During the war, the military forcibly relocated one million Kurds from 7,000 villages. Among exiled Kurds in Western Europe, the PKK murdered suspected “traitors”. Southeastern Turkey, which was already economically disadvantaged, was even more lagging behind the rest of the country due to the war.
The PKK was militarily defeated when Abdullah Öcalan was arrested in 1999. He was sentenced to death but the sentence was commuted to life imprisonment. It soon became apparent, however, that Öcalan had by no means lost his grip on the PKK as he was imprisoned. From his cell, he continued to exercise supreme leadership over the PKK.
The PKK resumes fighting
After Öcalan was arrested, he gave orders to the PKK to cease fire. The PKK was to be transformed from a guerrilla army into a political organization, it was said. Remaining guerrillas were withdrawn from Turkey to bases in the mountains between Iraq and Iran. Öcalan may have wanted to be recognized by the EU as a Kurdish freedom fighter, but the development was different. After September 11, 2001, the PKK was one of the many organizations branded as terrorist movements by both the United States and the European Union.

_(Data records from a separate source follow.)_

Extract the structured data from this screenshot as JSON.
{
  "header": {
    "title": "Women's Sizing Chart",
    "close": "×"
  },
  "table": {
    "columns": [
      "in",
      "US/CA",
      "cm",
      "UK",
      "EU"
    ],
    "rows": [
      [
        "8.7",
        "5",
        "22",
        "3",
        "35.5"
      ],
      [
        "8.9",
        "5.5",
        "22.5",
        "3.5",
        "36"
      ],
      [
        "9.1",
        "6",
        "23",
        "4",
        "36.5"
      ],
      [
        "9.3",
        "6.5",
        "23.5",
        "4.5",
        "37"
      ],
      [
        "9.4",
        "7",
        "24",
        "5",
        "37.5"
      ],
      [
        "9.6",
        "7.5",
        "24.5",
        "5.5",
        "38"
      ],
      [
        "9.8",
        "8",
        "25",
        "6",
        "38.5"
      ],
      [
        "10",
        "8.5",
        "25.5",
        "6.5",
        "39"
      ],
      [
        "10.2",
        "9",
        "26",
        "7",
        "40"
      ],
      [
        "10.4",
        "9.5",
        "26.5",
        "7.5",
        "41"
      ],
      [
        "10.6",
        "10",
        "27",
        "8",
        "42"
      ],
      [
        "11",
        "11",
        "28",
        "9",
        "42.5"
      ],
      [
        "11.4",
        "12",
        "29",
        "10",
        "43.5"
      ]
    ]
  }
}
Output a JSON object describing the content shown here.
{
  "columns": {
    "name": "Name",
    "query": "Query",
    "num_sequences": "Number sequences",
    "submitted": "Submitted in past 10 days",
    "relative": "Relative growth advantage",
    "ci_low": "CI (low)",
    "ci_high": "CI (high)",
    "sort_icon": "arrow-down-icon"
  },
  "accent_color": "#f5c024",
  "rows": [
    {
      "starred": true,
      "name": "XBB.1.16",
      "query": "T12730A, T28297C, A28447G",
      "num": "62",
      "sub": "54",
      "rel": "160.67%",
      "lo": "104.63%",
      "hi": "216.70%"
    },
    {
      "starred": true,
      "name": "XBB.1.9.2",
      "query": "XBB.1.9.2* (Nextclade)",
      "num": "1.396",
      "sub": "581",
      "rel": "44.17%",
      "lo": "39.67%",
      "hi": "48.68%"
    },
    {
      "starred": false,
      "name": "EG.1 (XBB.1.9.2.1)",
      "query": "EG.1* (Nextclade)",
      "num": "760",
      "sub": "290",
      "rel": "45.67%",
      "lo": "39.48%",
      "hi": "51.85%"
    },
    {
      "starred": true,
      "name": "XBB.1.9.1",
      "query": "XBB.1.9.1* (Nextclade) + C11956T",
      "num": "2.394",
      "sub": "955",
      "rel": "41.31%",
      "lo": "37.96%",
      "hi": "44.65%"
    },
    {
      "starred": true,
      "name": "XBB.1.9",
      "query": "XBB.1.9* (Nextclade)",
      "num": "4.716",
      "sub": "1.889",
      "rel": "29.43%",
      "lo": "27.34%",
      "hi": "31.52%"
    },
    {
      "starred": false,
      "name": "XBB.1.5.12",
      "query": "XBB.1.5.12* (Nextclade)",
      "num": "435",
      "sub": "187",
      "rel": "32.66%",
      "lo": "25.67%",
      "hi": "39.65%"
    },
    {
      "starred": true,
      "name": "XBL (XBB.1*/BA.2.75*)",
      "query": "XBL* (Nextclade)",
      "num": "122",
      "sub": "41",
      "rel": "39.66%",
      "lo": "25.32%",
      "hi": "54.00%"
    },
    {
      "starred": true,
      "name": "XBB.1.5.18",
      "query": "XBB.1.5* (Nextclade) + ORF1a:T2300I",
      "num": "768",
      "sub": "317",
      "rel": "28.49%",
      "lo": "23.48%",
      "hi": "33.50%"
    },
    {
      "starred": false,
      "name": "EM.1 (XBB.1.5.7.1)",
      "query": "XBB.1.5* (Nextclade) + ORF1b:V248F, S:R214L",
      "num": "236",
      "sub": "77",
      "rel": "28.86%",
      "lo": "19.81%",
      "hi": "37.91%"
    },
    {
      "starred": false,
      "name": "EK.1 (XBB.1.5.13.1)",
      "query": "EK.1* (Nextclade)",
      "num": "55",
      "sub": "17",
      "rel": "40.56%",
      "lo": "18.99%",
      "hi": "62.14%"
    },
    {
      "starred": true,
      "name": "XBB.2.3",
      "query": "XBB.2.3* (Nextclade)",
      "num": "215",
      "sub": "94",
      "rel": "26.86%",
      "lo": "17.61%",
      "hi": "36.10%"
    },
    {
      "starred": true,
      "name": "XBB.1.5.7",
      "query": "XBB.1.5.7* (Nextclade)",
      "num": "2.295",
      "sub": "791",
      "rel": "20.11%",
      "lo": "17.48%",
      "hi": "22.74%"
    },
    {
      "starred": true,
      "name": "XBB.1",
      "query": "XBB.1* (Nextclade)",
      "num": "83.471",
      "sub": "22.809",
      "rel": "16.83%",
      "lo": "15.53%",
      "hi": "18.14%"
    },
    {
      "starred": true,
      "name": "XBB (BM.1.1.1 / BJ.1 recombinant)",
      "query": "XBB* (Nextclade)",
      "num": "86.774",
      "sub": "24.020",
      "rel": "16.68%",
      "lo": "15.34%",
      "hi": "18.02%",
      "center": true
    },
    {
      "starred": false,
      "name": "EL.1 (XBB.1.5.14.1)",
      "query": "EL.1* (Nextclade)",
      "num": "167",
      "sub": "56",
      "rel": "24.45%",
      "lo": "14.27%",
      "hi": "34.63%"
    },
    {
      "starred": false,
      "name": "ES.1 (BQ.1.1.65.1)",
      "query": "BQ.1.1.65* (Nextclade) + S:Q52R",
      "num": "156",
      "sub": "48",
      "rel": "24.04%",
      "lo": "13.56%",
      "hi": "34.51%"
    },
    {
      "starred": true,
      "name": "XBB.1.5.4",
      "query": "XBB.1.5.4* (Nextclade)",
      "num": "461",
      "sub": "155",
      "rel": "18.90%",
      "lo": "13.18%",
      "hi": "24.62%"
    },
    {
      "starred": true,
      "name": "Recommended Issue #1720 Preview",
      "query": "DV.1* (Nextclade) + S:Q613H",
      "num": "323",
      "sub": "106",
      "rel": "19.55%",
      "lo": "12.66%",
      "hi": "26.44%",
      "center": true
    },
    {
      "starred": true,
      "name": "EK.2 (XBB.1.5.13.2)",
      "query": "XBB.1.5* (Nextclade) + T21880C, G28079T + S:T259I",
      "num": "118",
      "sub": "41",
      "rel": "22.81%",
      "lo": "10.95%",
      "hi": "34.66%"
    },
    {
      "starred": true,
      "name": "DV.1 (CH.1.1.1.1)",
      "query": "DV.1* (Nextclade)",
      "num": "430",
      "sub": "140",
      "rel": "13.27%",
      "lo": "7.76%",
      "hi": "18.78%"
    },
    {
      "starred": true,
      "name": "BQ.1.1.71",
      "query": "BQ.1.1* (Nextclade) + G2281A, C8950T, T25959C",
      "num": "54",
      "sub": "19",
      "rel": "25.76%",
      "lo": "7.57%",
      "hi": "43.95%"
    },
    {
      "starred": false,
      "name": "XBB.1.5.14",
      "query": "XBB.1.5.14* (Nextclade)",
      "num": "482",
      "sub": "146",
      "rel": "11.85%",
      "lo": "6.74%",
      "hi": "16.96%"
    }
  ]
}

In May 2004, the PKK suspended the 1999 ceasefire. This was precisely when the Turkish government, with the support of the EU, had implemented several reforms for the Kurds’ right to their own language. The ruling AKP party had also won great success in local elections, including in Kurdish areas. The PKK may have seen itself threatened in its self-imposed role as leader of the Kurds.
The PKK’s offensive, in turn, fueled a nationalist wave among Turks, especially on the right. In 2005, however, Prime Minister Erdoğan, as the first Turkish leader, spoke publicly about the “Kurdish problem”. According to Erdoğan, the problem would be solved with democratic reforms.
Legal Kurdish parties
Violence between Turks and Kurds increased sharply in 2006, when the PKK attacked military posts along Turkey’s border with Iran and Iraq. Despite this, the AKP won even more Kurdish votes in 2007 than in previous elections. At the same time, about twenty representatives of the (then) legal Kurdish party DTP entered parliament, formally as well as independently.
Until 1991, there was no legal Kurdish party in Turkey. After that, there has usually been a Kurdish left party that was allowed to exist for a few years before it was banned, after which the party re-emerged under a new name. Each party ban has been preceded by the authorities accusing it of collusion with the PKK.
And without a doubt, Abdullah Öcalan really had a big influence in the DTP as well as in its successor from 2009, the BDP (see below). At the same time, there are always forces in the legal Kurdish parties that want to give them a more independent position.